Sayapun termasuk orang yang beruntung sebab pernah berkesempatan memasak untuk makan siang dan malam para romo di paroki kita, meski hanya beberapa kali dan masakannya pun ala kadarnya. Maklum saya ini anak udik pegunungan yang hanya tahu bikin kluban (sayuran rebus) dan memasak tahu-tempe. Tapi saya yakin para romo menikmati buah tangan saya dengan suka-cita. Jadi, jika ibu-ibu mendapatkan kesempatan seperti saya, pakailah kesempatan itu sebagai cara untuk mendukung para gembala kita. Jangan pernah merasa direpotkan ya, Bu. Tapi kalau repot betulan ya jangan memaksakan diri. Lakukan dengan sukacita.
Untuk bapak-ibu di rumah, ceritakalah kisah-kisah orang kudus pada putra-putri kita. Sebagian besar dari mereka adalah para imam dan biarawati yang memberikan teladan iman begitu baik dan suci. Semoga lewat cerita-cerita itu, mereka akan tumbuh menjadi anak-anak yang selalu rindu untuk melayani Tuhan dan sesama. Syukur-syukur ada yang tertarik untuk jadi imam.
Seorang teman pernah menulis di blog-nya,”Siapakah yang paling butuh untuk kita doakan? Jawabannya adalah: para imam.” Marilah, kita senantiasa menyisipkan sepenggal doa untuk para gembala kita agar mereka selalu setia dalam panggilan dan menjadikan panggilannya sebagai perpanjangan tongkat penggembalaan Yesus di dunia ini. Dan selalu berdoa, semoga benih-benih panggilan tidak pernah kering di dunia ini. Sebab sampai kapanpun kita tetap butuh para imam untuk mempersatukan kita dengan kehadiran Yesus Kristus dalam sakramen-sakramen kudus.

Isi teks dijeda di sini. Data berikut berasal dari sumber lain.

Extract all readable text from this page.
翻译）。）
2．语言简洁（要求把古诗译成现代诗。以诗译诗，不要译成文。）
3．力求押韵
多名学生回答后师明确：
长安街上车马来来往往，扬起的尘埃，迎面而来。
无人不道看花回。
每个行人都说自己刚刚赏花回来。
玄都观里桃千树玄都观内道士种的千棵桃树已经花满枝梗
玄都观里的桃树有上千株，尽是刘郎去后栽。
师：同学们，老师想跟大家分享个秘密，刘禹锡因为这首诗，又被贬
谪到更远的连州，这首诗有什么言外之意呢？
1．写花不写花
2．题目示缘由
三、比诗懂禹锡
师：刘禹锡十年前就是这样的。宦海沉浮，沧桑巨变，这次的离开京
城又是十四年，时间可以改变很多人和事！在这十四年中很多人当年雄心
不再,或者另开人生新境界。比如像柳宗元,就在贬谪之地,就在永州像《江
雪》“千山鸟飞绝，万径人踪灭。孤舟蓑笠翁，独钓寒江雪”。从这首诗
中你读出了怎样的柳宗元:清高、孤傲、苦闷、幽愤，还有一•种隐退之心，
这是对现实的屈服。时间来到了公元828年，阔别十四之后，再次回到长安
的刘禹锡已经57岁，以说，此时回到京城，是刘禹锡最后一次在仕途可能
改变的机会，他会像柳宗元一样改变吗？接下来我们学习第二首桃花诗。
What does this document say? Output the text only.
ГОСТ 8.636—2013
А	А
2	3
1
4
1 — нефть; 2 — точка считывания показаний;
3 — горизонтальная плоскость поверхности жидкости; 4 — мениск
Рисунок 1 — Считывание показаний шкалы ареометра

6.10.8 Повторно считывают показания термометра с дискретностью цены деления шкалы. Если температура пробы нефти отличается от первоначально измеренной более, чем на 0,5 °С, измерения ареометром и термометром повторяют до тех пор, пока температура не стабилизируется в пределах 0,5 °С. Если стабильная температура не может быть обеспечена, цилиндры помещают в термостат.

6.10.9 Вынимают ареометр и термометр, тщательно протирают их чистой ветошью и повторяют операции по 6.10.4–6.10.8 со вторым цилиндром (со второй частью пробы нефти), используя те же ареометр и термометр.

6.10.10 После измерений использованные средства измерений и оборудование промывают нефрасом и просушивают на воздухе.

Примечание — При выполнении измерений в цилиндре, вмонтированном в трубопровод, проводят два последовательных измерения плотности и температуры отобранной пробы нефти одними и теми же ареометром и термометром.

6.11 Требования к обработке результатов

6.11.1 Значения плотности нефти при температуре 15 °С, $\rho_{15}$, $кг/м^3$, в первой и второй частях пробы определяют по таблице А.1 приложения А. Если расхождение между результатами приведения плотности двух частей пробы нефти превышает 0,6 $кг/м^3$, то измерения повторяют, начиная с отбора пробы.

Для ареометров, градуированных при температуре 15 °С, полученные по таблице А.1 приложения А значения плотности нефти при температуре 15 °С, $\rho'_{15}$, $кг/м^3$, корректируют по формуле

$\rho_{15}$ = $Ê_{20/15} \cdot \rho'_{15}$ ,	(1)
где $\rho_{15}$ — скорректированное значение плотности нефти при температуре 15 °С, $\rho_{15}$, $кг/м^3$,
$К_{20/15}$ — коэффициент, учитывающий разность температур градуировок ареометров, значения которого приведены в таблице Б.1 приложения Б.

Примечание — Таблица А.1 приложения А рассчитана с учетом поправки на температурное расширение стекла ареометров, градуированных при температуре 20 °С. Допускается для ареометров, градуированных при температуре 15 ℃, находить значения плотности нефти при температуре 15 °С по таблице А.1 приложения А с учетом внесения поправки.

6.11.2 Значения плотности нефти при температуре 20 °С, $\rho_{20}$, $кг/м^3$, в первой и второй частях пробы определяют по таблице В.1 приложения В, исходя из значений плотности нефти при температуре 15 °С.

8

Dan bagaimana jika dukungan itu diwujudkan dalam sebuah buku berisi surat-surat cinta untuk para gembala? Sepertinya buku berisi kisah-kisah nyata seputar hubungan umat dengan imamnya itu akan segera terbit. Berisi kritikan, saran, dukungan, masukan, doa, lagu, dan kenangan bagi para gembala dari domba-domba yang digembalakannya. Mari kita terus dukung para gembala kita! Tuhan memberkati.